Transient responses of isolated tissues to drugs are best studied by application of non-steady-state protocols in which the data collected are analyzed using kinetic models. The time dependence of the relaxation response of the adventitia- and endothelium-denuded rabbit aorta to four vasorelaxants (nitroglycerin, sodium nitroprusside, 5'-N-ethylcarboxamidoadenosine and isoproterenol) was analyzed by an exploratory kinetic model. A rapid relaxation (t1/2 = 1-3 min) was elicited by all vasorelaxants. An apparent desensitization or fade of the relaxation response to nitroglycerin or isoproterenol was visualized as the partial regaining of tissue tone (t1/2 = 2-3 min). The relaxation responses to sodium nitroprusside or 5'-N-ethylcarboxamidoadenosine were stable for at least 60 min and did not exhibit an apparent regaining of tension. Tissues rendered desensitized by either isoproterenol or nitroglycerin responded fully to sodium nitroprusside or 5'-N-ethylcarboxamidoadenosine. The rate constant for relaxation was vasorelaxant concentration-dependent and saturable for all vasorelaxants. For isoproterenol, nitroglycerin, and 5'-N-ethylcarboxamidoadenosine the rate constant for relaxation was inversely proportional to the contractile stimulus, as was the magnitude of relaxation for all vasorelaxants. Although the magnitude and rate constant of the fade was not concentration-dependent for isoproterenol, it was inversely proportional to the nitroglycerin concentration. The rate constant of the fade was proportional to the contractile stimulus for isoproterenol and nitroglycerin, and the magnitude of the fade was proportional to the contractile stimulus for nitroglycerin. We propose that kinetic studies of responses in isolated vasculature supersede studies performed under steady-state conditions, for they extend our knowledge of the manner by which the steady-state is achieved and allow for a quantitative analysis of the time-dependent changes which should assist in elucidating the biochemical basis of the observed physiological response.

Differential attenuation of the responses to adenosine and methoxamine in isolated rabbit aorta.

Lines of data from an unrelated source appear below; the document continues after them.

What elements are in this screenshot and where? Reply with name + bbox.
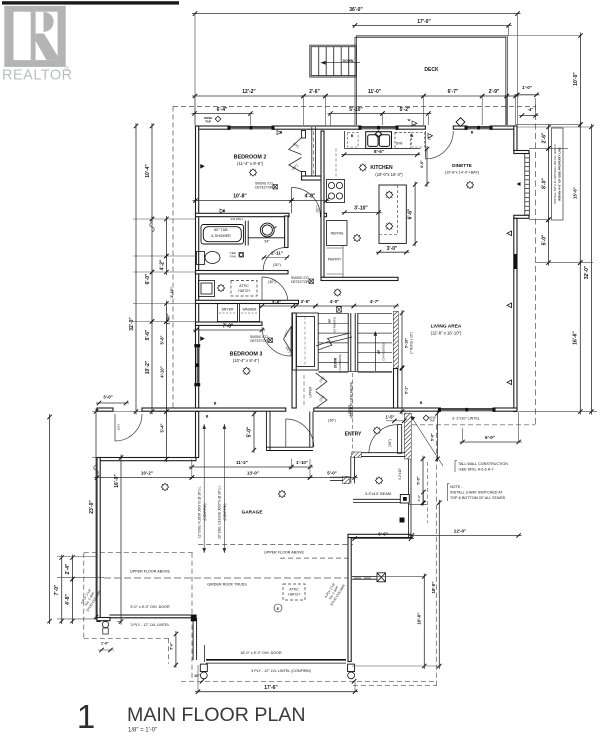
kitchen counter edge: [345, 148, 421, 150]
window living right: [514, 254, 517, 269]
svg-text:ATTIC: ATTIC: [239, 284, 249, 288]
garage east wall: [348, 538, 351, 662]
svg-text:10'-2": 10'-2": [145, 360, 151, 374]
svg-text:5'-0": 5'-0": [541, 234, 547, 245]
svg-text:(36"): (36"): [117, 424, 121, 430]
entry light: [373, 427, 380, 434]
entry south wall: [352, 453, 405, 457]
svg-text:UPPER FLOOR ABOVE: UPPER FLOOR ABOVE: [264, 551, 304, 555]
stair treads down flight: [319, 314, 349, 373]
svg-text:MAIN FLOOR PLAN: MAIN FLOOR PLAN: [127, 704, 306, 726]
svg-text:ENTRY: ENTRY: [345, 432, 362, 438]
svg-text:1'-0": 1'-0": [522, 85, 532, 90]
svg-text:8': 8': [277, 607, 280, 611]
svg-text:6'-0": 6'-0": [145, 273, 151, 284]
svg-text:HATCH: HATCH: [288, 593, 300, 597]
dim 5'-0" closet: [253, 411, 255, 453]
svg-text:D/W: D/W: [396, 142, 403, 146]
exterior wall bottom - left of house: [97, 408, 113, 411]
dim 4'-0" stairs: [313, 305, 357, 307]
svg-text:TOP & BOTTOM OF ALL STAIRS: TOP & BOTTOM OF ALL STAIRS: [450, 496, 506, 500]
svg-text:(14 RISERS): (14 RISERS): [382, 343, 386, 360]
post at left OH door: [191, 615, 197, 622]
svg-text:2x6 WALL: 2x6 WALL: [231, 217, 244, 221]
dinette light: [466, 181, 473, 188]
bedroom3 closet bifold doors west: [284, 326, 292, 352]
svg-text:5'-4": 5'-4": [160, 423, 165, 432]
svg-text:DINETTE: DINETTE: [452, 163, 472, 168]
svg-text:60" TUB: 60" TUB: [214, 228, 228, 232]
svg-text:13'-0": 13'-0": [247, 471, 259, 476]
svg-text:ATTIC: ATTIC: [289, 588, 299, 592]
exterior wall right upper: [514, 126, 517, 151]
svg-text:(10'-8"x 14'-0"+BAY): (10'-8"x 14'-0"+BAY): [445, 171, 480, 175]
front door leaf: [398, 425, 402, 454]
svg-text:(12'-8" x 16'-10"): (12'-8" x 16'-10"): [431, 331, 462, 336]
svg-text:REFRIG: REFRIG: [331, 232, 344, 236]
dryer: [218, 304, 238, 322]
entry hatched wall east: [405, 413, 411, 458]
garage west wall: [97, 458, 100, 622]
bedroom3 east wall / closet west wall: [292, 313, 296, 408]
under stair closet bifold doors: [316, 373, 327, 408]
svg-text:4'-0": 4'-0": [330, 299, 339, 304]
left tier 10'-2": [151, 319, 153, 415]
porch floor edge line: [408, 503, 427, 505]
small crossed box below dim: [337, 307, 342, 313]
svg-text:®: ®: [65, 65, 70, 73]
svg-text:4'-8": 4'-8": [65, 593, 71, 604]
svg-text:3'-6": 3'-6": [272, 300, 281, 305]
svg-text:10'-0": 10'-0": [573, 72, 579, 86]
dim 11'-0": [323, 95, 427, 97]
dim 8'-6" counter: [341, 154, 420, 156]
svg-text:3'-0": 3'-0": [387, 246, 398, 252]
dim 1'-10": [288, 466, 313, 468]
upper cabinet dashed: [335, 149, 337, 179]
svg-text:5'-10": 5'-10": [405, 338, 409, 349]
dim row 10'-2": [94, 477, 195, 479]
svg-text:5'-0": 5'-0": [417, 476, 421, 484]
svg-text:B: B: [206, 415, 209, 419]
dim 5'-10": [328, 113, 386, 115]
svg-text:23'-0": 23'-0": [89, 500, 95, 514]
column box at beam: [400, 495, 409, 504]
entry closet walls: [266, 412, 313, 451]
notch east wall: [196, 412, 199, 458]
entry porch post hatched: [343, 477, 349, 484]
svg-text:w: w: [407, 118, 411, 122]
svg-text:18'-0": 18'-0": [431, 582, 436, 594]
svg-text:9'-0" x 8'-0" O/H. DOOR: 9'-0" x 8'-0" O/H. DOOR: [130, 605, 170, 609]
svg-text:B: B: [214, 402, 217, 406]
bath door arc: [262, 247, 285, 249]
dim 4'-8": [72, 576, 74, 624]
svg-text:B: B: [411, 134, 414, 138]
dim 2'-6": [301, 95, 329, 97]
dim 2'-6" bay top: [548, 124, 550, 151]
window bedroom3 west wall: [195, 345, 200, 386]
svg-text:UP: UP: [328, 319, 332, 323]
svg-text:UPPER FLOOR ABOVE: UPPER FLOOR ABOVE: [130, 570, 170, 574]
dim 4'-7" stairs: [351, 305, 399, 307]
dashed upper floor line above garage: [198, 543, 353, 545]
dim 4'-0 right of kitchen: [426, 146, 428, 187]
cabinet dashed right of DW: [412, 132, 425, 147]
svg-text:DRYER: DRYER: [222, 308, 234, 312]
extension verticals from dim row to wall: [194, 96, 196, 125]
dim 6'-6" island: [414, 182, 416, 247]
svg-text:1'-0": 1'-0": [101, 642, 109, 646]
svg-text:6'-4": 6'-4": [217, 107, 228, 113]
bedroom3 light: [243, 367, 250, 374]
broom closet rod dashed: [313, 131, 315, 176]
toilet: [197, 252, 221, 265]
exterior wall bottom - segment 3: [314, 408, 439, 411]
left tier2 5'-4": [165, 409, 167, 463]
svg-text:5'-8": 5'-8": [160, 335, 165, 344]
dim 3'-0" side door: [96, 402, 129, 404]
deck outline: [355, 36, 507, 125]
svg-text:BEDROOM 3: BEDROOM 3: [230, 352, 263, 358]
stair center rail: [348, 313, 358, 372]
dim 13'-0": [189, 477, 313, 479]
bathtub: [201, 225, 244, 245]
porch edge wall: [330, 456, 354, 483]
svg-text:(7 RUNS x 10"): (7 RUNS x 10"): [410, 332, 414, 354]
beam 3-3x10: [353, 499, 401, 502]
stair up arrow: [374, 334, 376, 371]
left tier 6'-0": [151, 216, 153, 275]
svg-text:3'-0": 3'-0": [103, 395, 112, 400]
dim 5'-2": [379, 113, 431, 115]
bedroom2 south wall: [196, 213, 290, 216]
dashed box upper floor above left: [84, 552, 194, 554]
dim 17'-0" deck width: [352, 24, 512, 26]
bay window tag: [517, 182, 521, 186]
long dim line far left: [49, 414, 51, 624]
bedroom3 door arc: [262, 327, 291, 356]
dim 3'-0" island: [376, 251, 409, 253]
dim 2'-4": [72, 555, 74, 583]
svg-text:INSTALL 5/8" F.R. DRYWALL ON A: INSTALL 5/8" F.R. DRYWALL ON ALL WALLS: [553, 144, 557, 203]
svg-text:PANTRY: PANTRY: [328, 258, 342, 262]
linen closet: [199, 281, 215, 297]
dim row above stairs 2'-5": [293, 305, 319, 307]
REALTOR logo box: [4, 6, 65, 67]
svg-text:(CONFIRM): (CONFIRM): [203, 504, 207, 521]
extension verticals entry dims: [191, 459, 193, 479]
beam to column garage: [352, 576, 377, 579]
svg-text:(14 RISERS): (14 RISERS): [333, 317, 337, 333]
exterior wall right lower: [514, 218, 517, 411]
ceiling height marker: [274, 604, 282, 612]
dashed upper floor line 2: [280, 557, 348, 559]
svg-text:11'-0": 11'-0": [368, 89, 382, 95]
svg-text:10": 10": [194, 674, 200, 678]
svg-text:3 PLY - 12" LVL LINTEL (CONFIR: 3 PLY - 12" LVL LINTEL (CONFIRM): [251, 669, 311, 673]
left tier 5'-6": [151, 269, 153, 325]
bedroom2 closet bifold doors: [289, 138, 302, 173]
dashed vertical right of garage: [435, 425, 437, 686]
bedroom2 closet front stubs: [302, 131, 306, 139]
bedroom2 ceiling light: [249, 169, 256, 176]
garage front-left jamb: [193, 618, 197, 660]
svg-text:5'-0": 5'-0": [327, 471, 336, 476]
svg-text:15'-6": 15'-6": [573, 187, 578, 199]
svg-text:3'-10": 3'-10": [354, 206, 368, 212]
dim 5'-1 vertical: [401, 366, 403, 415]
stair break line: [316, 333, 350, 346]
svg-text:INSTALL 3-WAY SWITCHED AT: INSTALL 3-WAY SWITCHED AT: [450, 491, 503, 495]
dim 10'-0" vertical: [423, 573, 425, 669]
wall stub right of bedroom2 door: [321, 213, 327, 216]
exterior wall top - segment 5: [492, 126, 517, 129]
svg-text:1'-10": 1'-10": [169, 287, 174, 298]
dim 5'-0" bay bottom: [548, 217, 550, 266]
svg-text:4'-0": 4'-0": [420, 160, 424, 168]
hall light above stairs: [334, 289, 341, 296]
dim 6'-0" right of living: [460, 441, 522, 443]
dim 10'-8" bedroom2: [193, 200, 295, 202]
left tier2 4'-2": [165, 216, 167, 259]
svg-text:8'-6": 8'-6": [374, 149, 384, 154]
svg-text:2'-6": 2'-6": [309, 89, 320, 95]
svg-text:11'-2": 11'-2": [236, 460, 248, 465]
dim row 11'-2": [189, 466, 294, 468]
svg-text:(11'-4" x 9'-6"): (11'-4" x 9'-6"): [237, 161, 264, 166]
attic hatch garage: [283, 584, 305, 600]
garage bottom-left wall stub: [97, 618, 110, 621]
stair bottom boundary: [319, 371, 393, 373]
svg-text:3- 2"x10" LINTEL: 3- 2"x10" LINTEL: [452, 417, 480, 421]
svg-text:WASHER: WASHER: [243, 308, 258, 312]
dashed line at garage front with ticks: [181, 680, 437, 682]
svg-text:3 PLY - 12" LVL LINTEL: 3 PLY - 12" LVL LINTEL: [130, 623, 169, 627]
left tier 10'-4": [151, 123, 153, 222]
window living bottom: [439, 408, 496, 411]
vanity sink circles: [248, 223, 284, 238]
svg-text:(CONFIRM): (CONFIRM): [223, 504, 227, 521]
wall tag bedroom3 west: [200, 336, 205, 341]
bath east wall: [285, 216, 288, 248]
garage left OH door lintel: [110, 615, 193, 618]
side door opening in bottom wall: [114, 414, 116, 441]
left tier2 1'-10" a: [165, 253, 167, 275]
dim 32'-0" left: [135, 123, 137, 415]
dim 6'-7": [421, 95, 486, 97]
dim 5'-0 entry east lower: [422, 456, 424, 506]
tub partition wall: [245, 221, 248, 246]
svg-text:1'-0": 1'-0": [417, 494, 421, 501]
svg-text:2'-6": 2'-6": [541, 132, 547, 143]
svg-text:BEDROOM 2: BEDROOM 2: [234, 155, 267, 161]
bedroom2 door arc: [291, 188, 293, 214]
svg-text:5'-2": 5'-2": [400, 107, 411, 113]
dim 7'-8" laundry: [193, 329, 265, 331]
svg-text:6'-0": 6'-0": [485, 435, 495, 440]
dim 1'-0" right: [514, 94, 539, 96]
exterior wall top - segment 4 after dinette door: [453, 126, 465, 129]
pantry: [327, 246, 344, 278]
refrigerator: [327, 221, 348, 246]
garage front OH door sill: [206, 660, 346, 663]
svg-text:10'-4": 10'-4": [145, 164, 151, 178]
dim 17'-6" garage front: [195, 691, 358, 693]
bedroom3 north wall: [196, 322, 263, 325]
exterior wall top - segment 3: [398, 126, 425, 129]
dashed horizontal below garage front: [353, 685, 437, 687]
svg-text:2'-4": 2'-4": [65, 563, 71, 574]
svg-text:5'-6": 5'-6": [145, 329, 151, 340]
svg-text:6'-7": 6'-7": [448, 89, 459, 95]
svg-text:10'-2": 10'-2": [141, 471, 153, 476]
washer: [240, 304, 260, 322]
svg-text:2'-11": 2'-11": [271, 251, 283, 256]
svg-text:(10'-0"x 16'-4"): (10'-0"x 16'-4"): [375, 172, 403, 177]
dishwasher dashed box: [395, 132, 410, 148]
bay window bottom step: [514, 215, 529, 218]
dashed line bottom of right overhang: [412, 424, 536, 426]
svg-text:17'-6": 17'-6": [264, 685, 278, 691]
laundry north wall: [196, 300, 299, 303]
garage north wall (notch): [97, 458, 196, 461]
svg-text:32'-0": 32'-0": [584, 265, 590, 279]
circle column at left door corner: [102, 621, 108, 627]
deck left edge below stairs: [355, 81, 357, 125]
exterior wall bottom - segment 2: [142, 408, 286, 411]
stove: [327, 180, 345, 203]
svg-text:54": 54": [264, 240, 270, 244]
bay window top step: [514, 151, 529, 154]
dim 23'-0" garage left: [95, 409, 97, 621]
window bedroom 2: [228, 126, 274, 129]
dim 10'-0" deck right: [580, 33, 582, 128]
svg-text:-SEE DRG. A-6 & A-7: -SEE DRG. A-6 & A-7: [458, 468, 493, 472]
joist arrow 1: [203, 424, 205, 553]
dim 5'-10 runs vertical: [401, 310, 403, 371]
post front door right: [348, 664, 355, 671]
svg-text:KITCHEN: KITCHEN: [370, 165, 393, 171]
post front door left: [200, 664, 207, 671]
break squiggle on garage dim: [94, 465, 99, 475]
svg-text:(30"): (30"): [273, 263, 281, 267]
bedroom2 closet east wall lines: [312, 127, 316, 177]
svg-text:10'-8": 10'-8": [233, 194, 247, 200]
svg-text:2'-9": 2'-9": [489, 89, 500, 95]
stair treads up flight: [358, 314, 392, 373]
right extension lines: [517, 126, 593, 128]
dim 3'-10": [342, 212, 382, 214]
svg-text:4'-2": 4'-2": [160, 259, 166, 270]
dashed porch line: [427, 462, 429, 523]
top black bar: [2, 1, 179, 4]
bath south wall: [196, 271, 289, 274]
dim 12'-0": [409, 535, 522, 537]
svg-text:GARAGE: GARAGE: [241, 510, 263, 516]
kitchen south half wall: [321, 277, 398, 280]
closet bottom wall: [302, 176, 325, 180]
svg-text:10" ENG. CEILING JOISTS @ 16"o: 10" ENG. CEILING JOISTS @ 16"o.c.: [218, 485, 222, 539]
dashed upper floor outline left: [172, 107, 174, 412]
dinette patio door arc: [425, 131, 453, 159]
cabinet dashed left of sink: [348, 132, 358, 147]
svg-text:6'-0": 6'-0": [378, 532, 387, 537]
svg-text:DOWN: DOWN: [343, 59, 354, 63]
dashed line under stairs: [352, 373, 354, 452]
dim 3'-6": [259, 305, 296, 307]
exterior wall bottom - segment 4: [495, 408, 517, 411]
left extension ticks: [133, 218, 196, 220]
svg-text:UPPER: UPPER: [348, 404, 352, 416]
wall below entry: [409, 459, 412, 538]
svg-text:1'-5": 1'-5": [385, 415, 394, 420]
dashed property line right: [535, 105, 537, 426]
stair east wall hatched: [394, 312, 399, 369]
svg-text:DETECTOR: DETECTOR: [291, 280, 309, 284]
post below beam wall: [400, 518, 405, 523]
svg-text:10'-0": 10'-0": [416, 613, 421, 625]
svg-text:5'-0": 5'-0": [247, 426, 253, 437]
svg-text:8'-0": 8'-0": [541, 177, 547, 188]
hall door arc (30in): [262, 277, 288, 303]
hall closet cabinet: [293, 313, 319, 370]
deck stairs: [310, 45, 357, 77]
hall light: [217, 284, 224, 291]
garage front left jamb line: [204, 645, 206, 662]
svg-text:LIVING AREA: LIVING AREA: [431, 324, 462, 330]
svg-text:DETECTOR: DETECTOR: [255, 186, 273, 190]
dim 32'-0" right: [590, 124, 592, 415]
svg-text:FAN: FAN: [230, 255, 236, 259]
porch light: [375, 477, 382, 484]
svg-text:2'-5": 2'-5": [301, 299, 310, 304]
svg-text:17'-0": 17'-0": [417, 19, 431, 25]
attic hatch: [231, 281, 257, 297]
svg-text:HATCH: HATCH: [238, 289, 250, 293]
svg-text:12'-0": 12'-0": [454, 529, 466, 534]
dim 36'-0" overall width: [192, 13, 521, 15]
svg-text:(10'-4" x 8'-4"): (10'-4" x 8'-4"): [233, 358, 260, 363]
left tier2 4'-10": [165, 319, 167, 415]
stud column note garage right: [322, 578, 346, 606]
svg-text:3-2"x10": 3-2"x10": [398, 468, 402, 480]
vent diamond symbol on wall: [456, 118, 465, 127]
garage lights: [161, 483, 168, 490]
svg-text:TALL WALL CONSTRUCTION: TALL WALL CONSTRUCTION: [458, 462, 508, 466]
svg-text:(14 RISERS): (14 RISERS): [338, 354, 342, 371]
dim row y113: 6'-4": [192, 113, 254, 115]
svg-text:B: B: [351, 134, 354, 138]
break squiggle on left dim: [150, 222, 155, 232]
wall below stairs east: [394, 369, 398, 409]
svg-text:6'-6": 6'-6": [407, 208, 413, 219]
dim 7'-0" bottom left: [61, 555, 63, 625]
window dinette: [465, 126, 492, 129]
garage east-north wall return: [348, 534, 411, 537]
wall tags living right: [507, 231, 512, 236]
dim 18'-0" vertical: [438, 500, 440, 669]
svg-text:7'-8": 7'-8": [223, 324, 234, 330]
svg-text:(30"): (30"): [268, 280, 276, 284]
kitchen sink: [366, 131, 392, 148]
svg-text:GIRDER ROOF TRUSS: GIRDER ROOF TRUSS: [207, 583, 247, 587]
svg-text:7'-0": 7'-0": [54, 584, 60, 595]
svg-text:B: B: [420, 401, 423, 405]
dashed upper floor outline top: [173, 106, 536, 108]
svg-text:REALTOR: REALTOR: [2, 68, 73, 84]
svg-text:-4": -4": [528, 107, 534, 112]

This article describes the functional antagonism between the responses to adenosine (through adenosine A2 receptors) and methoxamine (through alpha-1 adrenoceptors) in the adventitia- and endothelium-denuded isolated rabbit thoracic aorta. Rings were contracted with different concentrations of methoxamine and cumulative relaxation concentration-response curves (CRC) to adenosine were constructed. This protocol allowed the authors to rearrange the same data, which yielded contractile CRCs to methoxamine in the presence of adenosine. A 32-fold increase in the [methoxamine] markedly attenuated the maximal response to adenosine (80% decrease) and shifted the CRC to adenosine 10-fold to the right. By contrast, a 3000-fold increase in the [adenosine] shifted the CRC to methoxamine 3.25-fold to the right and attenuated the maximal response by a modest 18%. Analysis of these data by the operational model of agonism indicated that the efficacy parameter, tau, for adenosine or methoxamine was reduced by 99% or 71%, respectively, under these conditions. The agonist dissociation constant, KA, for adenosine (80 microM) or methoxamine (33 microM) by functional antagonism was also estimated. Use of an irreversible alpha-1 adrenoceptor antagonist allowed for the estimation of the KA for methoxamine by the receptor inactivation method using the operational model (40 microM), the Furchgott equation (48 microM) and the nested equations (42 microM) described by James et al. These results suggest that this tissue preparation is a good model to study functional antagonism quantitatively and that the functional antagonism between the responses mediated by these two receptors allows for the reliable estimation of the agonist dissociation constant for alpha-1 adrenoceptor agonists.